The reason such chants exist (and we will be using others for each of the next few days) is that prayer in church should be that of the whole people. Where some traditions including many Church of England congregations have a small rota of people speaking the prayers, a said or sung response to each prayer means that everyone can add their voice.  It’s not surprising that the term ‘petition’ is sometimes used for these prayers that ask God to do something about a problem, as it is for when a large number of people sign a document asking a worldly authority to do the same.  The difference is that God has promised always to take notice of our petitions, although his action in response, with his infinite knowledge of past, present and future, might not always be what we ask or expect.

One thought on “Sending our petitions to God”

  1. Over the next few days we will be using a number of these short refrain-songs as responses to prayer: I am planning to incorporate them as responses to prayers at the end of Morning Prayer.

    I have always tried to structure the prayers on these Morning Prayer-type occasions as (i) responses to what has come earlier in the service – the bible readings (Psalms, OT and NT) and other externally-driven elements (in the last year that has meant the hymns that Stephen has chosen), (ii) other concerns of the world, church and people’s personal circumstances, (iii) collects (usually the Collect of the Day, but sometimes also the set prayers in the book) and (iv) the Lord’s Prayer and some kind of conclusion (perhaps the Grace) or dismissal.
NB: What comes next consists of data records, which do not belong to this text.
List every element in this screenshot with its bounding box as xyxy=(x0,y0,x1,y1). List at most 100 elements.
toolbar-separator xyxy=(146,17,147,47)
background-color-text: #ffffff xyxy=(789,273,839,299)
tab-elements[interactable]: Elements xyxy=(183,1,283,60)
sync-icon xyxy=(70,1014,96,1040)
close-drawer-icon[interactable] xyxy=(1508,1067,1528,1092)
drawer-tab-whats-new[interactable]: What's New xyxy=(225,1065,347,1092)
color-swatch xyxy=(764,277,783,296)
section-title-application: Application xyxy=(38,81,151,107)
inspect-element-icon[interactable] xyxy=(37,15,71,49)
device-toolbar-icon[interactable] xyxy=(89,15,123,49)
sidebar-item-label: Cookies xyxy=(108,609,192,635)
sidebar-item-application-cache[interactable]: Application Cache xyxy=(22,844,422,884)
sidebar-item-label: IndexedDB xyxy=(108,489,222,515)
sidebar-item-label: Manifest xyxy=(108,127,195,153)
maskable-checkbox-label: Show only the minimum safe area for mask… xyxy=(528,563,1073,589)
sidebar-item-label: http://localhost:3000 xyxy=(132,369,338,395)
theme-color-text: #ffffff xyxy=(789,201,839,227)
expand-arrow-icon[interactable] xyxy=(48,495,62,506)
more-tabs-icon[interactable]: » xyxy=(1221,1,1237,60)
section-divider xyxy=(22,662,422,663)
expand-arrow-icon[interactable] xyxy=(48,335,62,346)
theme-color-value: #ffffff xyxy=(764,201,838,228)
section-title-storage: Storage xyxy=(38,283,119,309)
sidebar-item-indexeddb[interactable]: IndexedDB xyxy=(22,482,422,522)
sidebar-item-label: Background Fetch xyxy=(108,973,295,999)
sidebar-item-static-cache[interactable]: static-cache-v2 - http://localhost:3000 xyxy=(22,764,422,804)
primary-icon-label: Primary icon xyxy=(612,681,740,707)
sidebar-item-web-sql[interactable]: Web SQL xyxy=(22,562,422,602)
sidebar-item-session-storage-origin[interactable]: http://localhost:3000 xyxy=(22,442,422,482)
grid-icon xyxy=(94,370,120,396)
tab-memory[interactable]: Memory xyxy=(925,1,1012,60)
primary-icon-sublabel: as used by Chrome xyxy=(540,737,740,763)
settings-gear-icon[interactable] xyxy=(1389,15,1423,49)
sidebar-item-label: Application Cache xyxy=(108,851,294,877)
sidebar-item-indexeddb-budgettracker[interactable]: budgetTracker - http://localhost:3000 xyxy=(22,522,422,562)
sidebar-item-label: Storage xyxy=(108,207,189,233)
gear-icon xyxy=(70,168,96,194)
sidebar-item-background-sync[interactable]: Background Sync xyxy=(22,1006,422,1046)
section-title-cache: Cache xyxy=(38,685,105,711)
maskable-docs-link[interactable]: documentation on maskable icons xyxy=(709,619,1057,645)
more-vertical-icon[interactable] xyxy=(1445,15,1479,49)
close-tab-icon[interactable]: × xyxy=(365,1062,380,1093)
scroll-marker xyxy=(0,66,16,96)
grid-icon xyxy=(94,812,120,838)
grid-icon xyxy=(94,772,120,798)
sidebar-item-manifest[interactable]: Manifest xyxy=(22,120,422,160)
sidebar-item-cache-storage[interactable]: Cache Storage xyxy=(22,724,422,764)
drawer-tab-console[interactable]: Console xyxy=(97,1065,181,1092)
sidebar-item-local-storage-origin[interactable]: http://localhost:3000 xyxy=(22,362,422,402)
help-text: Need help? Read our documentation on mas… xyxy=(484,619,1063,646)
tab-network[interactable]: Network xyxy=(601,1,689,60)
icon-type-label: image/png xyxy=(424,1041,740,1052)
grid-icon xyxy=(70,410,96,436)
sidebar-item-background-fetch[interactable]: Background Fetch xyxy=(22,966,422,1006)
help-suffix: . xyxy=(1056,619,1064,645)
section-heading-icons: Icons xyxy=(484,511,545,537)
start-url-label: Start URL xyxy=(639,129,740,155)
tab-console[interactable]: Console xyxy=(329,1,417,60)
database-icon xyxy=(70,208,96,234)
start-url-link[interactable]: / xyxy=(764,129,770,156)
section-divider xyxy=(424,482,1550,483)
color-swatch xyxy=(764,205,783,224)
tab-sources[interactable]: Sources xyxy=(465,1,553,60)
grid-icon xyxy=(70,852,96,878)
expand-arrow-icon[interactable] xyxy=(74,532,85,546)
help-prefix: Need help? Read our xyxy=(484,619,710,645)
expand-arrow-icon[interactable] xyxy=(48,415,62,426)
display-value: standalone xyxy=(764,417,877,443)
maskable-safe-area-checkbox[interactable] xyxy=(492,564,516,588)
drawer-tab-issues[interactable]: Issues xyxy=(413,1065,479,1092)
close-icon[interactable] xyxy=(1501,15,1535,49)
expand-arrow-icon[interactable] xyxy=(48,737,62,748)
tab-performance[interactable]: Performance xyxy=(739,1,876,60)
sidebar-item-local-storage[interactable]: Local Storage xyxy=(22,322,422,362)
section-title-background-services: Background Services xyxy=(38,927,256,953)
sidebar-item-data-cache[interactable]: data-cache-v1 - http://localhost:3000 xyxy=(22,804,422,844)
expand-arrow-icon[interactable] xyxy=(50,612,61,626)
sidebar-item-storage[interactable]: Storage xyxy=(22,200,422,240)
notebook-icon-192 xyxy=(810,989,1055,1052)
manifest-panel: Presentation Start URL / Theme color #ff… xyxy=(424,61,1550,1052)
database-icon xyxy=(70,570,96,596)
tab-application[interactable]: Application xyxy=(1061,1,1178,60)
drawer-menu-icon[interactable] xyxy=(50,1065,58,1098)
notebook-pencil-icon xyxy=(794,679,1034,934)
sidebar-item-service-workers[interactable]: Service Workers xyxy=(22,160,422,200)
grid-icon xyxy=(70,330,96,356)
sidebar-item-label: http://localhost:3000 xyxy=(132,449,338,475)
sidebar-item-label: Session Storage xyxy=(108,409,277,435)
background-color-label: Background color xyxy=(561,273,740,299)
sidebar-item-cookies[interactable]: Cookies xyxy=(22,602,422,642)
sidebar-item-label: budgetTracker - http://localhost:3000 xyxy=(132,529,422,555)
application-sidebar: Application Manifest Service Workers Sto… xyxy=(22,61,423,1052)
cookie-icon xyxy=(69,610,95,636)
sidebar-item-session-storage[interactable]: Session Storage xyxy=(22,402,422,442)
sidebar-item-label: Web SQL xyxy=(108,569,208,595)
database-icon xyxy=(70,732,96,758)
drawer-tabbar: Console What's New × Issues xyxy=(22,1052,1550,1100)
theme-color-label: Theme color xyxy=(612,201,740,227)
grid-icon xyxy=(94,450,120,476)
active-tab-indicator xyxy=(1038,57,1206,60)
In the YouTube version of Morning Prayer I made a deliberate decision to make the service “participative” in the sense that viewers would be expected to do some parts of it for themselves: they would have to pause the video to read the readings (Psalms, OT and NT) and to formulate their own prayers in section (ii) above – for otherwise there would be the danger that they’d simply watch passively and not actually engage with God. Morning Prayer is supposed to be an encounter with God, not an entertainment to be enjoyed.

    About these five refrain-songs, I suppose the thing I miss is the Cranmer theology that “it is only through Jesus that we have access to the Father”, and therefore our prayers should finish with the collect-style reminder (if only to ourselves) that we are praying ‘through Jesus Christ our Lord’. So his collects almost all finish with that clause (although some of them have an extended “who liveth and reigneth with thee in the unity of the Holy Spirit: one God now and for ever” or similar ending).

    To express the point more extremely than I really mean – the trouble with these five songs (205-209) on the double-page spread of the book is that none of them is explicitly Christian as such: they all proceed on the basis that if we ask nicely God will hear us. But the bible’s doctrine is that our sins have made a barrier between him and us so that he CANNOT hear (Isaiah 59:2), and that there is a chasm fixed between us and him: he is of purer eyes than to behold iniquity (Hab 1:13), and that only by Christ can that barrier / chasm be removed. The issue in prayer is not really that of saying a “pretty please” to God, but rather of surmounting this barrier. All five of them could be prayed by a loyal member of a different world faith, and the only one of them that moves closer to Cranmer’s position is 207 “Lord in your mercy hear our prayer” – which does at least make its appeal on the basis of God’s character rather than on the basis of our deservingness to be heard.

    I don’t want to denigrate the positives listed by Stephen – I think responses such as these can help penetrate our feelings, encourage us in corporate prayer, serve as reminders to us that we have a God eager to hear and answer: these are all true, and many people find them helpful. But at the end of the week, after using these five refrains, I suspect that I will feel a sense of relief that I can get back to “through Jesus Christ our Lord. Amen” – for the heart of Christian prayer is the access to God given by Jesus. Now there is someone worth focusing on whilst we pray!